中空玻璃微珠增强酚醛泡沫的压缩性能及热稳定性

为了改善酚醛泡沫（PF）的力学性能，通过模压成型制备了中空玻璃微珠（HGB）增强的PF复合材料，采用力学性能测试、热重分析和燃烧试验研究了HGB用量对复合材料压缩性能和热性能的影响，并对其增强机制进行了分析。结果表明：当HGB质量分数为树脂的10%时，增强PF的压缩比强度和压缩比模量达到最大值；经过硅烷偶联剂表面处理的HGB增强PF的压缩比强度和压缩比模量提高幅度较大。热重分析和垂直燃烧试验表明：HGB的加入降低了PF的热降解速率，使其热稳定性有所提高，阻燃性能略有下降。SEM、FTIR和EDS分析表明：HGB增强PF的破坏方式为泡孔受挤压破碎，并最终导致HGB脱粘或刚性破碎。HGB增强PF的泡孔密度增加、泡孔直径变小，HGB表面与树脂基体间界面粘结状况良好，在树脂基体中均匀分散。

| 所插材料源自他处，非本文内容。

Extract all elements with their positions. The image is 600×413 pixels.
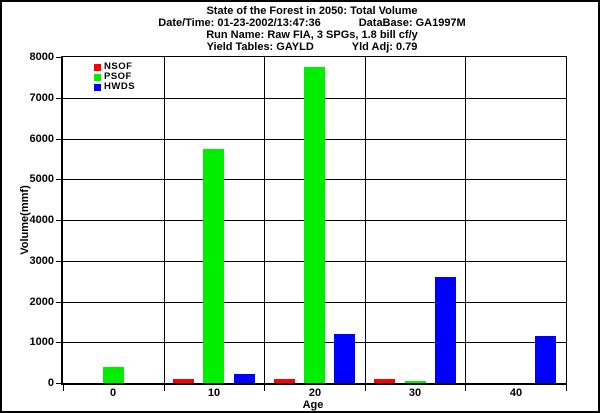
x-tick-mark xyxy=(465,385,466,391)
bar-hwds-age-30 xyxy=(435,277,456,383)
yield-tables-text: Yield Tables: GAYLD xyxy=(206,41,314,53)
run-name-text: Run Name: Raw FIA, 3 SPGs, 1.8 bill cf/y xyxy=(206,29,418,41)
y-tick-label: 6000 xyxy=(29,133,54,145)
y-tick-mark xyxy=(56,98,61,99)
legend-swatch-psof xyxy=(94,73,101,81)
y-tick-label: 7000 xyxy=(29,92,54,104)
gridline-vertical xyxy=(164,57,165,383)
y-tick-label: 8000 xyxy=(29,51,54,63)
legend-label-hwds: HWDS xyxy=(104,81,136,92)
yld-adj-text: Yld Adj: 0.79 xyxy=(351,41,418,53)
x-tick-label: 40 xyxy=(509,387,523,399)
database-text: DataBase: GA1997M xyxy=(358,17,466,29)
date-time-text: Date/Time: 01-23-2002/13:47:36 xyxy=(158,17,321,29)
bar-psof-age-0 xyxy=(103,367,124,383)
legend-swatch-nsof xyxy=(94,63,101,71)
bar-nsof-age-20 xyxy=(274,379,295,383)
x-tick-mark xyxy=(264,385,265,391)
x-tick-mark xyxy=(566,385,567,391)
y-tick-label: 3000 xyxy=(29,255,54,267)
x-tick-label: 10 xyxy=(207,387,221,399)
legend-item-nsof: NSOF xyxy=(94,62,135,72)
plot-area xyxy=(61,56,567,385)
chart-subtitle-datetime-database: Date/Time: 01-23-2002/13:47:36 DataBase: … xyxy=(22,17,598,29)
bar-psof-age-20 xyxy=(304,67,325,383)
gridline-vertical xyxy=(465,57,466,383)
y-tick-mark xyxy=(56,261,61,262)
bar-psof-age-10 xyxy=(203,149,224,383)
bar-hwds-age-10 xyxy=(234,374,255,383)
legend-item-psof: PSOF xyxy=(94,72,135,82)
x-tick-label: 30 xyxy=(408,387,422,399)
y-tick-label: 5000 xyxy=(29,173,54,185)
bar-nsof-age-30 xyxy=(374,379,395,383)
x-tick-mark xyxy=(365,385,366,391)
chart-header: State of the Forest in 2050: Total Volum… xyxy=(22,5,598,53)
legend-item-hwds: HWDS xyxy=(94,82,135,92)
y-tick-label: 0 xyxy=(47,377,54,389)
y-tick-label: 1000 xyxy=(29,336,54,348)
legend: NSOF PSOF HWDS xyxy=(94,62,135,92)
gridline-vertical xyxy=(365,57,366,383)
legend-label-psof: PSOF xyxy=(104,71,132,82)
chart-subtitle-yield: Yield Tables: GAYLD Yld Adj: 0.79 xyxy=(22,41,598,53)
y-tick-mark xyxy=(56,342,61,343)
y-tick-mark xyxy=(56,302,61,303)
x-tick-label: 0 xyxy=(109,387,117,399)
bar-hwds-age-20 xyxy=(334,334,355,383)
y-tick-label: 2000 xyxy=(29,296,54,308)
chart-title: State of the Forest in 2050: Total Volum… xyxy=(206,5,418,17)
x-axis-title: Age xyxy=(302,399,324,411)
legend-label-nsof: NSOF xyxy=(104,61,133,72)
y-tick-label: 4000 xyxy=(29,214,54,226)
x-tick-mark xyxy=(164,385,165,391)
gridline-vertical xyxy=(264,57,265,383)
y-tick-mark xyxy=(56,139,61,140)
y-tick-mark xyxy=(56,179,61,180)
bar-nsof-age-10 xyxy=(173,379,194,383)
y-tick-mark xyxy=(56,57,61,58)
x-tick-label: 20 xyxy=(308,387,322,399)
y-tick-mark xyxy=(56,220,61,221)
legend-swatch-hwds xyxy=(94,83,101,91)
x-tick-mark xyxy=(63,385,64,391)
y-tick-mark xyxy=(56,383,61,384)
bar-psof-age-30 xyxy=(405,381,426,383)
bar-hwds-age-40 xyxy=(535,336,556,383)
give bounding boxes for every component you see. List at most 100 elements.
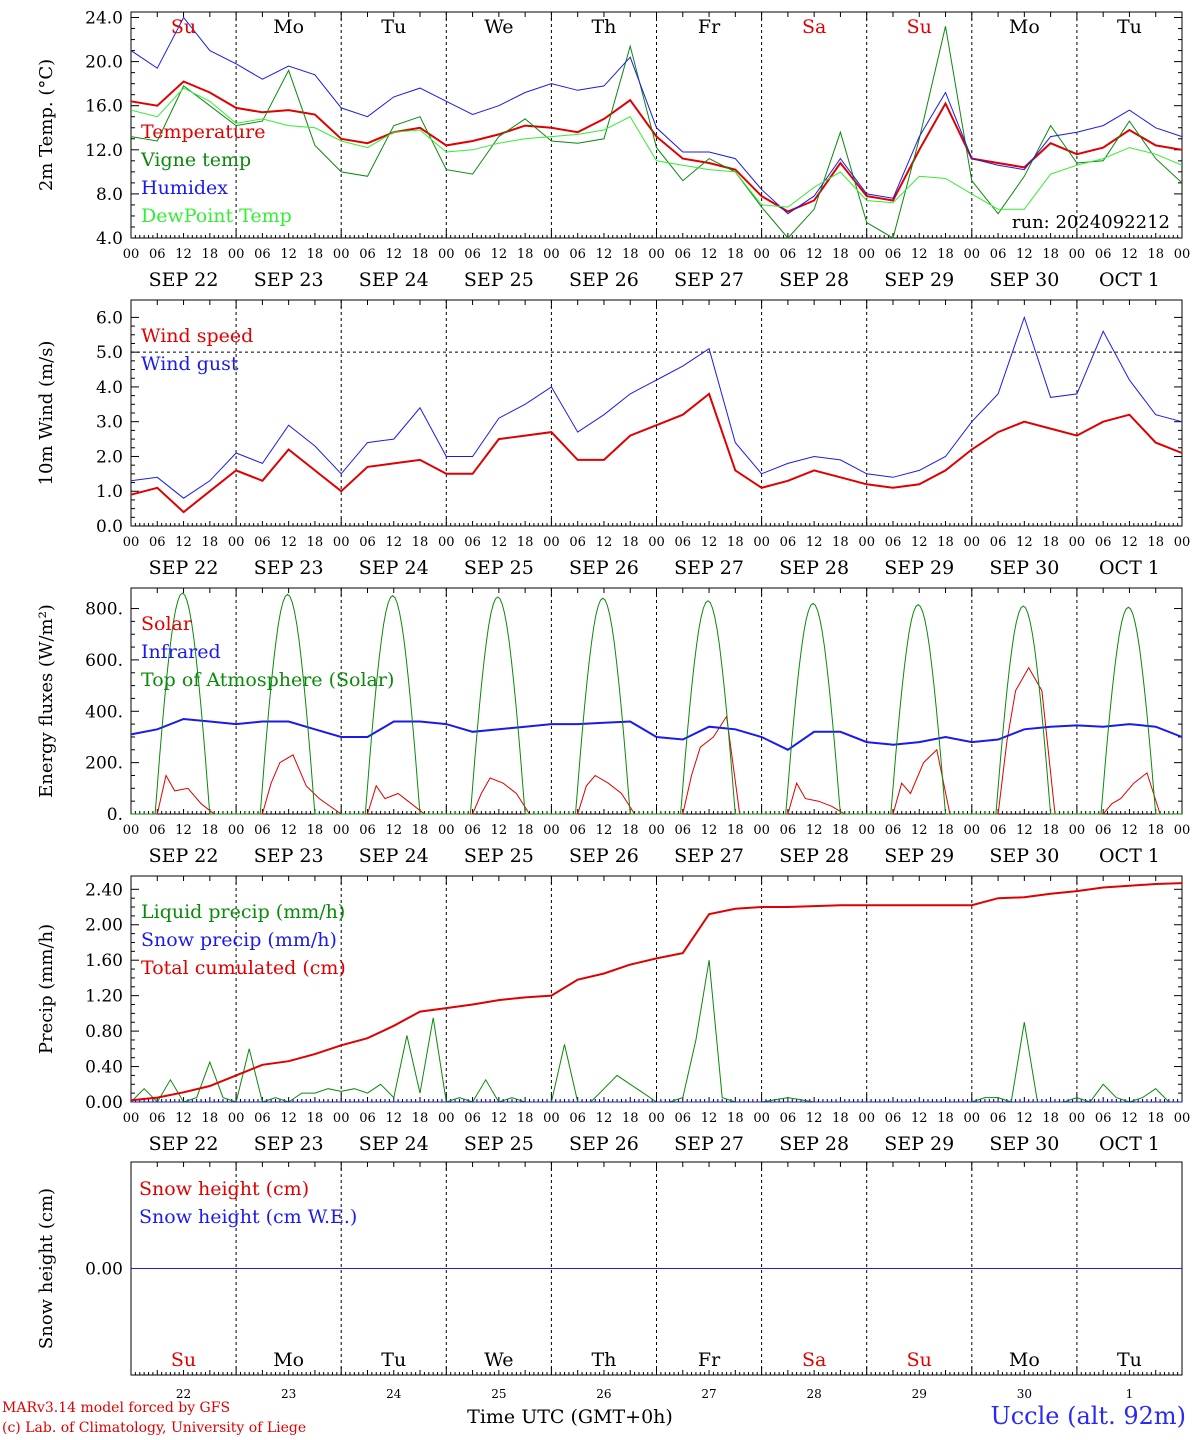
hour-tick-label: 12: [701, 247, 718, 262]
hour-tick-label: 12: [701, 823, 718, 838]
date-label: SEP 30: [989, 269, 1059, 291]
hour-tick-label: 00: [1069, 535, 1086, 550]
hour-tick-label: 00: [438, 823, 455, 838]
legend-entry: Infrared: [141, 641, 221, 663]
legend-entry: Snow precip (mm/h): [141, 929, 337, 951]
weekday-label: Tu: [1117, 1349, 1142, 1371]
hour-tick-label: 06: [990, 247, 1007, 262]
day-number-label: 26: [596, 1387, 611, 1401]
y-tick-label: 12.0: [85, 141, 123, 161]
hour-tick-label: 06: [885, 1111, 902, 1126]
date-label: SEP 26: [569, 845, 639, 867]
series-line-2: [130, 315, 1183, 499]
hour-tick-label: 12: [596, 247, 613, 262]
y-tick-label: 1.20: [85, 987, 123, 1007]
hour-tick-label: 18: [307, 1111, 324, 1126]
y-tick-label: 1.0: [96, 482, 123, 502]
date-label: SEP 24: [359, 557, 429, 579]
hour-tick-label: 18: [622, 1111, 639, 1126]
hour-tick-label: 12: [1016, 1111, 1033, 1126]
legend-entry: Humidex: [141, 177, 228, 199]
date-label: SEP 25: [464, 1133, 534, 1155]
weekday-label: Su: [171, 16, 196, 38]
y-tick-label: 800.: [85, 600, 123, 620]
hour-tick-label: 06: [464, 535, 481, 550]
y-tick-label: 2.40: [85, 880, 123, 900]
x-axis-title: Time UTC (GMT+0h): [467, 1406, 673, 1428]
hour-tick-label: 18: [937, 535, 954, 550]
chart-panel-2: 0.0 1.0 2.0 3.0 4.0 5.0 6.0 10m Wind (m/s) Wind …: [36, 299, 1190, 579]
legend-entry: Snow height (cm W.E.): [139, 1206, 357, 1228]
weekday-label: Mo: [1009, 16, 1040, 38]
weekday-label: Sa: [802, 16, 826, 38]
hour-tick-label: 18: [412, 247, 429, 262]
hour-tick-label: 06: [359, 1111, 376, 1126]
hour-tick-label: 18: [622, 823, 639, 838]
hour-tick-label: 06: [569, 247, 586, 262]
hour-tick-label: 06: [1095, 535, 1112, 550]
hour-tick-label: 12: [175, 823, 192, 838]
hour-tick-label: 06: [885, 535, 902, 550]
hour-tick-label: 00: [964, 823, 981, 838]
hour-tick-label: 06: [990, 823, 1007, 838]
hour-tick-label: 06: [675, 247, 692, 262]
hour-tick-label: 00: [543, 247, 560, 262]
day-number-label: 29: [912, 1387, 927, 1401]
hour-tick-label: 00: [648, 535, 665, 550]
date-label: SEP 27: [674, 557, 744, 579]
hour-tick-label: 18: [727, 823, 744, 838]
weekday-label: Tu: [1117, 16, 1142, 38]
date-label: OCT 1: [1099, 1133, 1160, 1155]
hour-tick-label: 00: [543, 1111, 560, 1126]
date-label: SEP 26: [569, 269, 639, 291]
lab-credit: (c) Lab. of Climatology, University of L…: [2, 1420, 307, 1436]
hour-tick-label: 00: [438, 1111, 455, 1126]
date-label: SEP 29: [884, 557, 954, 579]
day-number-label: 27: [701, 1387, 716, 1401]
hour-tick-label: 12: [1121, 1111, 1138, 1126]
date-label: SEP 22: [149, 269, 219, 291]
hour-tick-label: 12: [280, 535, 297, 550]
run-annotation: run: 2024092212: [1012, 212, 1170, 233]
hour-tick-label: 12: [175, 535, 192, 550]
hour-tick-label: 12: [491, 247, 508, 262]
chart-panel-4: 0.00 0.40 0.80 1.20 1.60 2.00 2.40 Precip (mm/h…: [36, 875, 1190, 1155]
hour-tick-label: 12: [175, 247, 192, 262]
hour-tick-label: 12: [385, 247, 402, 262]
weekday-label: Su: [907, 1349, 932, 1371]
hour-tick-label: 12: [280, 823, 297, 838]
hour-tick-label: 18: [937, 823, 954, 838]
hour-tick-label: 12: [806, 1111, 823, 1126]
date-label: SEP 23: [254, 557, 324, 579]
hour-tick-label: 06: [254, 823, 271, 838]
y-tick-label: 4.0: [96, 378, 123, 398]
hour-tick-label: 06: [885, 823, 902, 838]
hour-tick-label: 18: [412, 1111, 429, 1126]
hour-tick-label: 12: [491, 535, 508, 550]
hour-tick-label: 18: [412, 823, 429, 838]
hour-tick-label: 12: [806, 823, 823, 838]
hour-tick-label: 00: [964, 247, 981, 262]
y-tick-label: 2.00: [85, 916, 123, 936]
y-axis-title: Snow height (cm): [36, 1188, 57, 1349]
hour-tick-label: 18: [202, 247, 219, 262]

Compressive property and thermal stability of hollow glass bead reinforced phenolic foams

In order to improve the mechanical properties of phenolic foam(PF), phenolic foam composites reinforced by hollow glass beads (HGB) were prepared by compression molding. The compressive property and thermal stability of the composites were evaluated by mechanics performance test, TG analysis and vertical burning method, and the strengthen mechanism were also analyzed. The results show that when the mass ratio of HGB to PF reaches 10%, both of the compressive strength and compressive modulus of PF/HGB reach the maximum value. Pretreated with silicane coupling agent, the compressive strength and compressive modulus of hollow glass beads reinforced phenolic foams improve substantially. TG analysis and vertical burning method show that HGB as filler reduces thermal degradation rate of foam, leading to slightly higher thermal stability but slightly lower flame resistance. Analyses by SEM, FTIR and EDS reveal that the breakage behavior of PF/HGB is breakage of the cells, which leads to the HGB debond or rigid fracture. The froth density of PF/HGB increases, frothy diameter decreases, the interfacial adhesion between the surface of hollow glass bead and PF matrix is good, and hollow glass beads disperse homogeneously in PF matrix.